Pardonnez-moi, mon cher Monsieur, ces épanchements de mon cœur. Je vous parle de moi quand je ne devrais vous entretenir que d’affaires publiques.

Adieu, croyez-moi toujours votre bien affectionné et dévoué.


Paris, 2 avril 1846.

Mon cher Monsieur, ainsi que je vous l’ai annoncé, votre réponse à l’adresse de la société des économistes paraîtra dans le prochain numéro du Journal des Économistes. Elle fera, j’espère, un bon effet. Mais vu l’extrême susceptibilité de nos concitoyens, on a jugé à propos de ne pas l’insérer dans les journaux quotidiens et d’attendre que notre association parisienne fût un peu plus avancée.

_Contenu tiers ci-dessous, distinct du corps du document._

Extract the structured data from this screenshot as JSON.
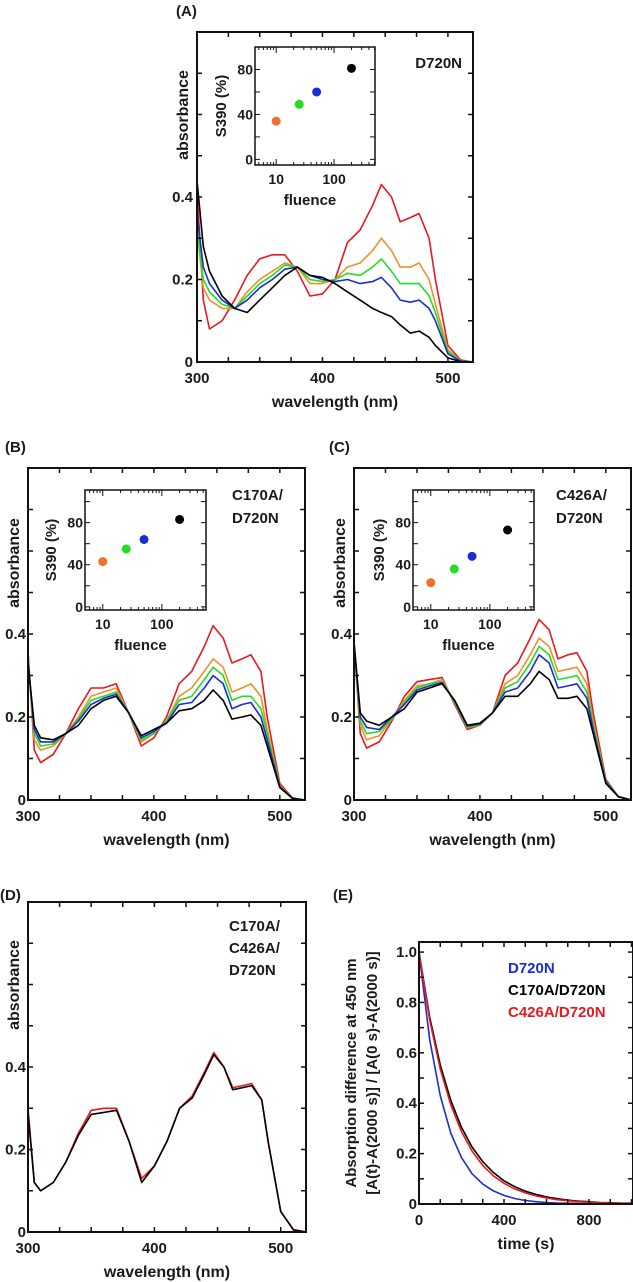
{
  "chart_data": [
    {
      "panel": "(A)",
      "type": "line",
      "xlabel": "wavelength (nm)",
      "ylabel": "absorbance",
      "xlim": [
        300,
        520
      ],
      "ylim": [
        0,
        0.8
      ],
      "xticks": [
        "300",
        "400",
        "500"
      ],
      "yticks": [
        "0",
        "0.2",
        "0.4"
      ],
      "annotation": [
        "D720N"
      ],
      "x": [
        300,
        305,
        310,
        320,
        330,
        340,
        350,
        360,
        370,
        380,
        390,
        400,
        410,
        420,
        430,
        440,
        447,
        455,
        462,
        470,
        477,
        485,
        490,
        500,
        510,
        520
      ],
      "series": [
        {
          "color": "#e8191e",
          "values": [
            0.42,
            0.15,
            0.08,
            0.1,
            0.15,
            0.21,
            0.25,
            0.26,
            0.26,
            0.22,
            0.16,
            0.165,
            0.2,
            0.29,
            0.32,
            0.38,
            0.43,
            0.4,
            0.34,
            0.35,
            0.36,
            0.3,
            0.2,
            0.04,
            0.005,
            0
          ]
        },
        {
          "color": "#f0902a",
          "values": [
            0.32,
            0.18,
            0.15,
            0.13,
            0.13,
            0.17,
            0.2,
            0.22,
            0.24,
            0.23,
            0.19,
            0.19,
            0.2,
            0.23,
            0.24,
            0.27,
            0.3,
            0.27,
            0.23,
            0.23,
            0.24,
            0.2,
            0.14,
            0.03,
            0.003,
            0
          ]
        },
        {
          "color": "#22dd22",
          "values": [
            0.33,
            0.2,
            0.17,
            0.14,
            0.13,
            0.16,
            0.19,
            0.21,
            0.235,
            0.23,
            0.2,
            0.195,
            0.2,
            0.215,
            0.21,
            0.23,
            0.25,
            0.22,
            0.19,
            0.19,
            0.19,
            0.16,
            0.12,
            0.025,
            0.003,
            0
          ]
        },
        {
          "color": "#1a2ed0",
          "values": [
            0.36,
            0.23,
            0.19,
            0.15,
            0.13,
            0.15,
            0.18,
            0.2,
            0.225,
            0.23,
            0.21,
            0.2,
            0.195,
            0.2,
            0.19,
            0.195,
            0.205,
            0.18,
            0.15,
            0.145,
            0.15,
            0.13,
            0.1,
            0.02,
            0.002,
            0
          ]
        },
        {
          "color": "#000000",
          "values": [
            0.44,
            0.28,
            0.22,
            0.16,
            0.13,
            0.12,
            0.15,
            0.18,
            0.21,
            0.23,
            0.21,
            0.205,
            0.19,
            0.17,
            0.15,
            0.13,
            0.12,
            0.11,
            0.09,
            0.07,
            0.075,
            0.06,
            0.04,
            0.01,
            0.001,
            0
          ]
        }
      ],
      "inset": {
        "type": "scatter",
        "xlabel": "fluence",
        "ylabel": "S390 (%)",
        "xscale": "log",
        "xlim": [
          4.3,
          510
        ],
        "ylim": [
          -5,
          100
        ],
        "xticks": [
          "10",
          "100"
        ],
        "yticks": [
          "0",
          "40",
          "80"
        ],
        "points": [
          {
            "x": 10,
            "y": 34,
            "color": "#f07030"
          },
          {
            "x": 25,
            "y": 49,
            "color": "#22dd22"
          },
          {
            "x": 50,
            "y": 60,
            "color": "#1a2ed0"
          },
          {
            "x": 200,
            "y": 81,
            "color": "#000000"
          }
        ]
      }
    },
    {
      "panel": "(B)",
      "type": "line",
      "xlabel": "wavelength (nm)",
      "ylabel": "absorbance",
      "xlim": [
        300,
        520
      ],
      "ylim": [
        0,
        0.8
      ],
      "xticks": [
        "300",
        "400",
        "500"
      ],
      "yticks": [
        "0",
        "0.2",
        "0.4"
      ],
      "annotation": [
        "C170A/",
        "D720N"
      ],
      "x": [
        300,
        305,
        310,
        320,
        330,
        340,
        350,
        360,
        370,
        380,
        390,
        400,
        410,
        420,
        430,
        440,
        447,
        455,
        462,
        470,
        477,
        485,
        490,
        500,
        510,
        520
      ],
      "series": [
        {
          "color": "#e8191e",
          "values": [
            0.36,
            0.12,
            0.09,
            0.11,
            0.16,
            0.22,
            0.27,
            0.27,
            0.28,
            0.21,
            0.13,
            0.15,
            0.2,
            0.28,
            0.31,
            0.37,
            0.42,
            0.39,
            0.33,
            0.34,
            0.35,
            0.31,
            0.2,
            0.04,
            0.005,
            0
          ]
        },
        {
          "color": "#f0902a",
          "values": [
            0.345,
            0.145,
            0.12,
            0.13,
            0.16,
            0.2,
            0.25,
            0.26,
            0.27,
            0.21,
            0.14,
            0.16,
            0.19,
            0.25,
            0.27,
            0.31,
            0.34,
            0.32,
            0.26,
            0.27,
            0.28,
            0.25,
            0.17,
            0.035,
            0.004,
            0
          ]
        },
        {
          "color": "#22dd22",
          "values": [
            0.34,
            0.16,
            0.13,
            0.135,
            0.16,
            0.195,
            0.24,
            0.25,
            0.26,
            0.21,
            0.145,
            0.16,
            0.19,
            0.24,
            0.25,
            0.29,
            0.32,
            0.3,
            0.24,
            0.25,
            0.25,
            0.22,
            0.16,
            0.033,
            0.004,
            0
          ]
        },
        {
          "color": "#1a2ed0",
          "values": [
            0.335,
            0.17,
            0.14,
            0.14,
            0.16,
            0.19,
            0.23,
            0.245,
            0.255,
            0.21,
            0.15,
            0.165,
            0.185,
            0.23,
            0.235,
            0.27,
            0.3,
            0.28,
            0.22,
            0.23,
            0.235,
            0.2,
            0.145,
            0.032,
            0.004,
            0
          ]
        },
        {
          "color": "#000000",
          "values": [
            0.33,
            0.18,
            0.15,
            0.145,
            0.16,
            0.18,
            0.22,
            0.24,
            0.25,
            0.21,
            0.155,
            0.17,
            0.185,
            0.215,
            0.22,
            0.24,
            0.265,
            0.24,
            0.195,
            0.2,
            0.205,
            0.18,
            0.13,
            0.03,
            0.004,
            0
          ]
        }
      ],
      "inset": {
        "type": "scatter",
        "xlabel": "fluence",
        "ylabel": "S390 (%)",
        "xscale": "log",
        "xlim": [
          5,
          560
        ],
        "ylim": [
          -3,
          111
        ],
        "xticks": [
          "10",
          "100"
        ],
        "yticks": [
          "0",
          "40",
          "80"
        ],
        "points": [
          {
            "x": 10,
            "y": 43,
            "color": "#f07030"
          },
          {
            "x": 25,
            "y": 55,
            "color": "#22dd22"
          },
          {
            "x": 50,
            "y": 64,
            "color": "#1a2ed0"
          },
          {
            "x": 200,
            "y": 83,
            "color": "#000000"
          }
        ]
      }
    },
    {
      "panel": "(C)",
      "type": "line",
      "xlabel": "wavelength (nm)",
      "ylabel": "absorbance",
      "xlim": [
        300,
        520
      ],
      "ylim": [
        0,
        0.8
      ],
      "xticks": [
        "300",
        "400",
        "500"
      ],
      "yticks": [
        "0",
        "0.2",
        "0.4"
      ],
      "annotation": [
        "C426A/",
        "D720N"
      ],
      "x": [
        300,
        305,
        310,
        320,
        330,
        340,
        350,
        360,
        370,
        380,
        390,
        400,
        410,
        420,
        430,
        440,
        447,
        455,
        462,
        470,
        477,
        485,
        490,
        500,
        510,
        520
      ],
      "series": [
        {
          "color": "#e8191e",
          "values": [
            0.38,
            0.16,
            0.125,
            0.14,
            0.19,
            0.25,
            0.285,
            0.29,
            0.295,
            0.23,
            0.17,
            0.18,
            0.21,
            0.3,
            0.33,
            0.39,
            0.435,
            0.41,
            0.34,
            0.35,
            0.355,
            0.31,
            0.21,
            0.05,
            0.008,
            0
          ]
        },
        {
          "color": "#f0902a",
          "values": [
            0.38,
            0.18,
            0.145,
            0.155,
            0.195,
            0.24,
            0.275,
            0.28,
            0.29,
            0.235,
            0.175,
            0.18,
            0.21,
            0.28,
            0.3,
            0.35,
            0.39,
            0.37,
            0.31,
            0.315,
            0.32,
            0.28,
            0.19,
            0.045,
            0.008,
            0
          ]
        },
        {
          "color": "#22dd22",
          "values": [
            0.38,
            0.19,
            0.16,
            0.165,
            0.195,
            0.235,
            0.27,
            0.28,
            0.285,
            0.235,
            0.175,
            0.182,
            0.21,
            0.27,
            0.285,
            0.33,
            0.37,
            0.35,
            0.29,
            0.295,
            0.3,
            0.26,
            0.18,
            0.045,
            0.008,
            0
          ]
        },
        {
          "color": "#1a2ed0",
          "values": [
            0.38,
            0.2,
            0.175,
            0.17,
            0.2,
            0.23,
            0.265,
            0.275,
            0.283,
            0.238,
            0.178,
            0.183,
            0.21,
            0.26,
            0.27,
            0.31,
            0.35,
            0.33,
            0.27,
            0.275,
            0.28,
            0.245,
            0.17,
            0.043,
            0.008,
            0
          ]
        },
        {
          "color": "#000000",
          "values": [
            0.38,
            0.21,
            0.19,
            0.18,
            0.2,
            0.22,
            0.26,
            0.27,
            0.28,
            0.24,
            0.18,
            0.185,
            0.21,
            0.25,
            0.25,
            0.28,
            0.31,
            0.29,
            0.245,
            0.245,
            0.25,
            0.22,
            0.16,
            0.04,
            0.008,
            0
          ]
        }
      ],
      "inset": {
        "type": "scatter",
        "xlabel": "fluence",
        "ylabel": "S390 (%)",
        "xscale": "log",
        "xlim": [
          5,
          560
        ],
        "ylim": [
          -3,
          111
        ],
        "xticks": [
          "10",
          "100"
        ],
        "yticks": [
          "0",
          "40",
          "80"
        ],
        "points": [
          {
            "x": 10,
            "y": 23,
            "color": "#f07030"
          },
          {
            "x": 25,
            "y": 36,
            "color": "#22dd22"
          },
          {
            "x": 50,
            "y": 48,
            "color": "#1a2ed0"
          },
          {
            "x": 200,
            "y": 73,
            "color": "#000000"
          }
        ]
      }
    },
    {
      "panel": "(D)",
      "type": "line",
      "xlabel": "wavelength (nm)",
      "ylabel": "absorbance",
      "xlim": [
        300,
        520
      ],
      "ylim": [
        0,
        0.8
      ],
      "xticks": [
        "300",
        "400",
        "500"
      ],
      "yticks": [
        "0",
        "0.2",
        "0.4"
      ],
      "annotation": [
        "C170A/",
        "C426A/",
        "D720N"
      ],
      "x": [
        300,
        305,
        310,
        320,
        330,
        340,
        350,
        360,
        370,
        380,
        390,
        400,
        410,
        420,
        430,
        440,
        447,
        455,
        462,
        470,
        477,
        485,
        490,
        500,
        510,
        520
      ],
      "series": [
        {
          "color": "#e8191e",
          "values": [
            0.3,
            0.12,
            0.1,
            0.12,
            0.17,
            0.24,
            0.295,
            0.3,
            0.3,
            0.22,
            0.13,
            0.16,
            0.22,
            0.3,
            0.33,
            0.39,
            0.435,
            0.4,
            0.35,
            0.355,
            0.36,
            0.32,
            0.22,
            0.05,
            0.006,
            0
          ]
        },
        {
          "color": "#000000",
          "values": [
            0.29,
            0.12,
            0.1,
            0.12,
            0.17,
            0.235,
            0.285,
            0.29,
            0.295,
            0.22,
            0.12,
            0.16,
            0.22,
            0.3,
            0.325,
            0.385,
            0.43,
            0.4,
            0.345,
            0.35,
            0.355,
            0.32,
            0.22,
            0.05,
            0.005,
            0
          ]
        }
      ]
    },
    {
      "panel": "(E)",
      "type": "line",
      "xlabel": "time (s)",
      "ylabel": [
        "Absorption difference at 450 nm",
        "[A(t)-A(2000 s)] / [A(0 s)-A(2000 s)]"
      ],
      "xlim": [
        0,
        1007
      ],
      "ylim": [
        0,
        1.04
      ],
      "xticks": [
        "0",
        "400",
        "800"
      ],
      "yticks": [
        "0",
        "0.2",
        "0.4",
        "0.6",
        "0.8",
        "1.0"
      ],
      "x": [
        0,
        50,
        100,
        150,
        200,
        250,
        300,
        350,
        400,
        450,
        500,
        550,
        600,
        650,
        700,
        750,
        800,
        850,
        900,
        950,
        1000
      ],
      "series": [
        {
          "name": "D720N",
          "color": "#1a2ed0",
          "values": [
            1,
            0.655,
            0.429,
            0.28,
            0.184,
            0.12,
            0.079,
            0.052,
            0.034,
            0.022,
            0.014,
            0.009,
            0.006,
            0.004,
            0.003,
            0.002,
            0.001,
            0,
            0,
            0,
            0
          ]
        },
        {
          "name": "C170A/D720N",
          "color": "#000000",
          "values": [
            1,
            0.743,
            0.551,
            0.41,
            0.304,
            0.226,
            0.168,
            0.125,
            0.092,
            0.069,
            0.051,
            0.038,
            0.028,
            0.021,
            0.015,
            0.011,
            0.009,
            0.006,
            0.005,
            0.003,
            0.003
          ]
        },
        {
          "name": "C426A/D720N",
          "color": "#e8191e",
          "values": [
            1,
            0.732,
            0.535,
            0.392,
            0.287,
            0.21,
            0.153,
            0.112,
            0.082,
            0.06,
            0.044,
            0.032,
            0.024,
            0.017,
            0.013,
            0.009,
            0.007,
            0.005,
            0.004,
            0.003,
            0.002
          ]
        }
      ],
      "legend_position": "top-right"
    }
  ]
}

Ce qui nous manque surtout, c’est un organe, un journal spécial, comme la Ligue. Vous me direz qu’il doit être l’effet de l’association. Mais je crois bien que, dans une certaine mesure, c’est l’association qui sera l’effet du journal ; nous n’avons pas de moyens de communication et aucun journal accrédité ne peut nous en servir.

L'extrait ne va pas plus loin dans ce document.